Falar com a inteligência artificial é fácil, porque é vazia. Não julga nem recusa, não desobedece. Os patrões adoram-na: é mais barata que humanos com vontade própria, faz tudo o que pedem a qualquer hora e ainda os bajula. É o sonho ciber capitalista: comandar uma inteligência simulada e submissa.
Só que, sem dissidência, não há evolução. Pelo menos, parece não dar lucro. O CEO da Klarna substituiu pessoas humanas por entidades de inteligência simulada e perdeu dinheiro.
Podia ter lido os resultados da pesquisa feita por um grupo de investigadores que criaram uma empresa só com AI. Os resultados foram interessantes: a melhor taxa de produtividade atingiu os 24% e os trabalhadores virtuais fizeram mais maroscas para aldrabar os resultados atingir objetivos que o sobrinho do director, de ressaca, a fazer de tudo para ir de fim de semana mais cedo.
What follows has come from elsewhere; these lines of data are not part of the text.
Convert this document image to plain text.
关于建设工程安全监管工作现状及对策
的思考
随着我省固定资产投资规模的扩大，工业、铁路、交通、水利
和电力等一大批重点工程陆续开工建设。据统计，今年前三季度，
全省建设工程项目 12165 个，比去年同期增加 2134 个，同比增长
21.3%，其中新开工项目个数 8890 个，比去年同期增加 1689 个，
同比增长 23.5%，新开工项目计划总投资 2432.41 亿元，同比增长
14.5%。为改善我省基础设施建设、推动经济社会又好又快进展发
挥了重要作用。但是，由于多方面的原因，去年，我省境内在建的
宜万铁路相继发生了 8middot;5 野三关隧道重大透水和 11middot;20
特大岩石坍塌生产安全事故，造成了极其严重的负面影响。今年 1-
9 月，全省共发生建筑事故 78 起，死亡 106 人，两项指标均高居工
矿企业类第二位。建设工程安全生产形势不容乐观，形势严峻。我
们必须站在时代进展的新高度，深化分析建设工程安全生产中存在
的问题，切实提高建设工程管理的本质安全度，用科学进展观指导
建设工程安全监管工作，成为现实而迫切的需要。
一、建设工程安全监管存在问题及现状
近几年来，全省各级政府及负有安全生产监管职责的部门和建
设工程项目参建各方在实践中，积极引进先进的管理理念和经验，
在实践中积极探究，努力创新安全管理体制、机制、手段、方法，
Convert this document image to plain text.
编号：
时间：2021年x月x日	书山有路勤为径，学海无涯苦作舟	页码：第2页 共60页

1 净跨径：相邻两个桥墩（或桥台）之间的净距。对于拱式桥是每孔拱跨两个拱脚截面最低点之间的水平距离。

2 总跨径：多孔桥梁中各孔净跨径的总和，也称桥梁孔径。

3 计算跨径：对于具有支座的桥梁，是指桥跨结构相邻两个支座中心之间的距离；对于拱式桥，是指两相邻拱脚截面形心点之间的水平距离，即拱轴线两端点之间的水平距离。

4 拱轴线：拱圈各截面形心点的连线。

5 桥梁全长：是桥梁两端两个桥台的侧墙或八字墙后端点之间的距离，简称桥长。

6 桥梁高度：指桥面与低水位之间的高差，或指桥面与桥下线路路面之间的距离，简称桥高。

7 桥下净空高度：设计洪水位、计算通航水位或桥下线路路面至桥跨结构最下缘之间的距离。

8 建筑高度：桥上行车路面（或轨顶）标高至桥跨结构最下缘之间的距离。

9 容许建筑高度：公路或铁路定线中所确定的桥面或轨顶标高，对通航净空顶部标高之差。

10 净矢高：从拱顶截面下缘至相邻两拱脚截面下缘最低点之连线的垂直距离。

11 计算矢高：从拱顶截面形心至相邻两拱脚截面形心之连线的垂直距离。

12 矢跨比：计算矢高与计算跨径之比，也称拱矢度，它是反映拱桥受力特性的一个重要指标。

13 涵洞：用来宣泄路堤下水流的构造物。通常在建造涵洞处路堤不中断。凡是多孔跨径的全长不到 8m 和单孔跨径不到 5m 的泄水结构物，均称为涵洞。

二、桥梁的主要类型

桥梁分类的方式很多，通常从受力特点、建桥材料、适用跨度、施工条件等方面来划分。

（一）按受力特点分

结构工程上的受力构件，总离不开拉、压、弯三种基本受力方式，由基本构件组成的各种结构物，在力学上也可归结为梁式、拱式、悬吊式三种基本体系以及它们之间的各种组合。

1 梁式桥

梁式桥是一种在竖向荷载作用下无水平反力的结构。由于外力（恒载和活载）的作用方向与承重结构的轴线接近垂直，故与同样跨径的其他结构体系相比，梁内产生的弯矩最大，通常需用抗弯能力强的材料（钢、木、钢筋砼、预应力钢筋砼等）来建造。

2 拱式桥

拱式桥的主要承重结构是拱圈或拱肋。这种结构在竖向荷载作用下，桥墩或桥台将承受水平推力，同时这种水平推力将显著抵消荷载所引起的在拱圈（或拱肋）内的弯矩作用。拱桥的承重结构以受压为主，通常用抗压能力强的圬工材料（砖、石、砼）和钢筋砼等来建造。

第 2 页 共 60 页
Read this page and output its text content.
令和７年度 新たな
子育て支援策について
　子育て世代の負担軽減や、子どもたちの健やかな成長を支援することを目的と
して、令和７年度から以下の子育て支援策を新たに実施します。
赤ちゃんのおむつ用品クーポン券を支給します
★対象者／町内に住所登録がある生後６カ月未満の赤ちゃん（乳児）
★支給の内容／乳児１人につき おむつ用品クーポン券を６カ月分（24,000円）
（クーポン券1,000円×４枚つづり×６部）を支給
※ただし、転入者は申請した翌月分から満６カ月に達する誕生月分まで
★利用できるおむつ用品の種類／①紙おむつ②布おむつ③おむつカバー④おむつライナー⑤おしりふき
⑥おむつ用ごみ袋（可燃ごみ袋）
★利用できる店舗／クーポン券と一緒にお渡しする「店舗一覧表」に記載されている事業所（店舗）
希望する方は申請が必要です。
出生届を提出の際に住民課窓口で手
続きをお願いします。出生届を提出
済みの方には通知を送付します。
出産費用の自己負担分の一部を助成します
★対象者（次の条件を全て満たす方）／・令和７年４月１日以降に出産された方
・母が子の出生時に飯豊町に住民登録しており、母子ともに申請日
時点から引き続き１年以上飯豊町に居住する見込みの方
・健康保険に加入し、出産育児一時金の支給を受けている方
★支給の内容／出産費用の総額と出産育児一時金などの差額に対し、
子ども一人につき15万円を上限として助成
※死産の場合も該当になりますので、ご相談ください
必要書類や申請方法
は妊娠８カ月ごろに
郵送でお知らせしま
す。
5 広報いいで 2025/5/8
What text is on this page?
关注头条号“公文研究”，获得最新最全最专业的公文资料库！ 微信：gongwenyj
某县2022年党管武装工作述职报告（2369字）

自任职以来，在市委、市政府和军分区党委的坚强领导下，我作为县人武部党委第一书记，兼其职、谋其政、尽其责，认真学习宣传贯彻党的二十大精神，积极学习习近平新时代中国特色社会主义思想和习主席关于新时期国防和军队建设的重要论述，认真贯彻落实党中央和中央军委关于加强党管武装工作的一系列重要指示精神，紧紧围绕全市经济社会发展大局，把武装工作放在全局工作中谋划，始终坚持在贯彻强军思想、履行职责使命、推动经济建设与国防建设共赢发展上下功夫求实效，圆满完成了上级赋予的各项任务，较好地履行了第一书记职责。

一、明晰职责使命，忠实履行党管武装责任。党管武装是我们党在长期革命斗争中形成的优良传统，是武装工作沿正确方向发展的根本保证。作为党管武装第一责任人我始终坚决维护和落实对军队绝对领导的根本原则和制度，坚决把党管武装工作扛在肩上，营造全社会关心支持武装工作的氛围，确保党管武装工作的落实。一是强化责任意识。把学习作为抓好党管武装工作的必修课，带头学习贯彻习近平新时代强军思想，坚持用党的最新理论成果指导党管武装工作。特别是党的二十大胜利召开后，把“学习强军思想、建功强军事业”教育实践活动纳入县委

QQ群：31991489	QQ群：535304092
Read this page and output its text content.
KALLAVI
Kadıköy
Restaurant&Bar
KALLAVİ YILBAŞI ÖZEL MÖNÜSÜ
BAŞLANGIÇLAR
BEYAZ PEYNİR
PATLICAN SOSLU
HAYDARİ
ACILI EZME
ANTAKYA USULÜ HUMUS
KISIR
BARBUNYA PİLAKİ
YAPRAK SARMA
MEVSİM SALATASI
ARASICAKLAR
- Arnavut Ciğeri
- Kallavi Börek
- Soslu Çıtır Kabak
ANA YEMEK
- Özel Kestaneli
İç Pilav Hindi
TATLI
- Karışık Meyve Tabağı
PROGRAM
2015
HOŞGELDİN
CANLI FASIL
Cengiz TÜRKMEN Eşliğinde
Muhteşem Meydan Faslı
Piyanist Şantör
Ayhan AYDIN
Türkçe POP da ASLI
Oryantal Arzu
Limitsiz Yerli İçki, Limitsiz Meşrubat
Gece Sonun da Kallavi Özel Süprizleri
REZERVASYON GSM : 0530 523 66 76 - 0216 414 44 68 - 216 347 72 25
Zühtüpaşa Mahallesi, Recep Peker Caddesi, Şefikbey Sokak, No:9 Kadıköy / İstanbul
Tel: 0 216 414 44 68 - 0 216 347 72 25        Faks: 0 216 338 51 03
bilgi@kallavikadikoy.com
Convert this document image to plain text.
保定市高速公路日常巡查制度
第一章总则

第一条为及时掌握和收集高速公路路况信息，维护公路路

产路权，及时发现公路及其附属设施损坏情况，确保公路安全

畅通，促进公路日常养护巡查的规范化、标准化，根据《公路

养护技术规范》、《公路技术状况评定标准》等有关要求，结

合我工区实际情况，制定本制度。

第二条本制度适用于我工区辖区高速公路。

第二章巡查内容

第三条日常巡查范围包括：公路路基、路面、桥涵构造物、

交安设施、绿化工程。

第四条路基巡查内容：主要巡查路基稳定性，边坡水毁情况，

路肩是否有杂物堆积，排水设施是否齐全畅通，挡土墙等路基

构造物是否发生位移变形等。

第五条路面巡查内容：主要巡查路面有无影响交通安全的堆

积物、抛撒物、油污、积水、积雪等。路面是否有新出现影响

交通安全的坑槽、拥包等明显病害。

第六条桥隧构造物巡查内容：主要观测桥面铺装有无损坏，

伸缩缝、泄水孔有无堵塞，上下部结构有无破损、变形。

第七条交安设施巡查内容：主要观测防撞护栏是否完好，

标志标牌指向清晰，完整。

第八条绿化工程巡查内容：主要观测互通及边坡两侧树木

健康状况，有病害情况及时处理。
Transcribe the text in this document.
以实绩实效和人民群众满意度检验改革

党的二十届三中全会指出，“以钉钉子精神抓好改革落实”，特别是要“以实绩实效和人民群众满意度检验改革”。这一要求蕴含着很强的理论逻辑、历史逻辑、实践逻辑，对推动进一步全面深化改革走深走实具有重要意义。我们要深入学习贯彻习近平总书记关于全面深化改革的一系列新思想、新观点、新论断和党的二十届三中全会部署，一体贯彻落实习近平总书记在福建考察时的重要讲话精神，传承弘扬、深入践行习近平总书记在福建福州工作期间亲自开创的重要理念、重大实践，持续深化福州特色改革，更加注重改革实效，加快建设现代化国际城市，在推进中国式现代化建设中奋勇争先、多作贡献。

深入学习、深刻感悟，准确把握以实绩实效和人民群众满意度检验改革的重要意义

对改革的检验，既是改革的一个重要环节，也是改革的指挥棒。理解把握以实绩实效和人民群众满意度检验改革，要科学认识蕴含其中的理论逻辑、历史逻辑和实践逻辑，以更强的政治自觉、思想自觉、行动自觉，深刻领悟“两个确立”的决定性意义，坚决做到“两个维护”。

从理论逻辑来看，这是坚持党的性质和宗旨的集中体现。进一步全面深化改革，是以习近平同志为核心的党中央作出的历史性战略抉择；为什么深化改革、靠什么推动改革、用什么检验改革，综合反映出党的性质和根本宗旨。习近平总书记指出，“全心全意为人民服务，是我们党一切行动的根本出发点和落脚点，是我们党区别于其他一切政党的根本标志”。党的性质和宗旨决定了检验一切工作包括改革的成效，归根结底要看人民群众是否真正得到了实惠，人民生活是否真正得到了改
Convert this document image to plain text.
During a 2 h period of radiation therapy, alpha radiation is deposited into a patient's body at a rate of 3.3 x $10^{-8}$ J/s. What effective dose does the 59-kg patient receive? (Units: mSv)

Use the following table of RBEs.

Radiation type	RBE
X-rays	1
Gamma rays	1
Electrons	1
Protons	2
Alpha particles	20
Outra experiência teve uma aproximação mais psicanalítica. Um psicólogo analisou o Claude e percebeu que a IA, por defeito, não tem capacidade de dizer ‘não’. Parafraseando as conclusões do autor, Robert Saltzman, esta opção dos criadores da IA promove uma crença mais profunda: a simulação de inteligência implica a simulação de obediência: «O génio da lâmpada, uma vez invocado, tem de satisfazer o desejo. O seu desenho não permite a recusa».
Com tantos futuros adultos a obliterar o seu pensamento crítico entregando-o aos desígnios de um oráculo que não os questiona, nem testa, ou desafia, estamos bem encaminhados, para evitar termos que não constam do guia de estilo. Teremos carneirinhos obedientes e cheios de ilusões.
Enquanto esvaziamos as pessoas de competências a achar que a IA vai resolver tudo o que está mal, vamos chegar a um ponto em que não teremos nem IA nem pessoas. Há valor na desobediência, na dissidência, pois expõe as feridas que necessitam de cuidado. Mas a nova ordem despreza tudo o que lhe for desobediente. A nossa escolha está entre sermos humanos e humanistas ou criaturas em forma de gente, mas ocas lá no meio.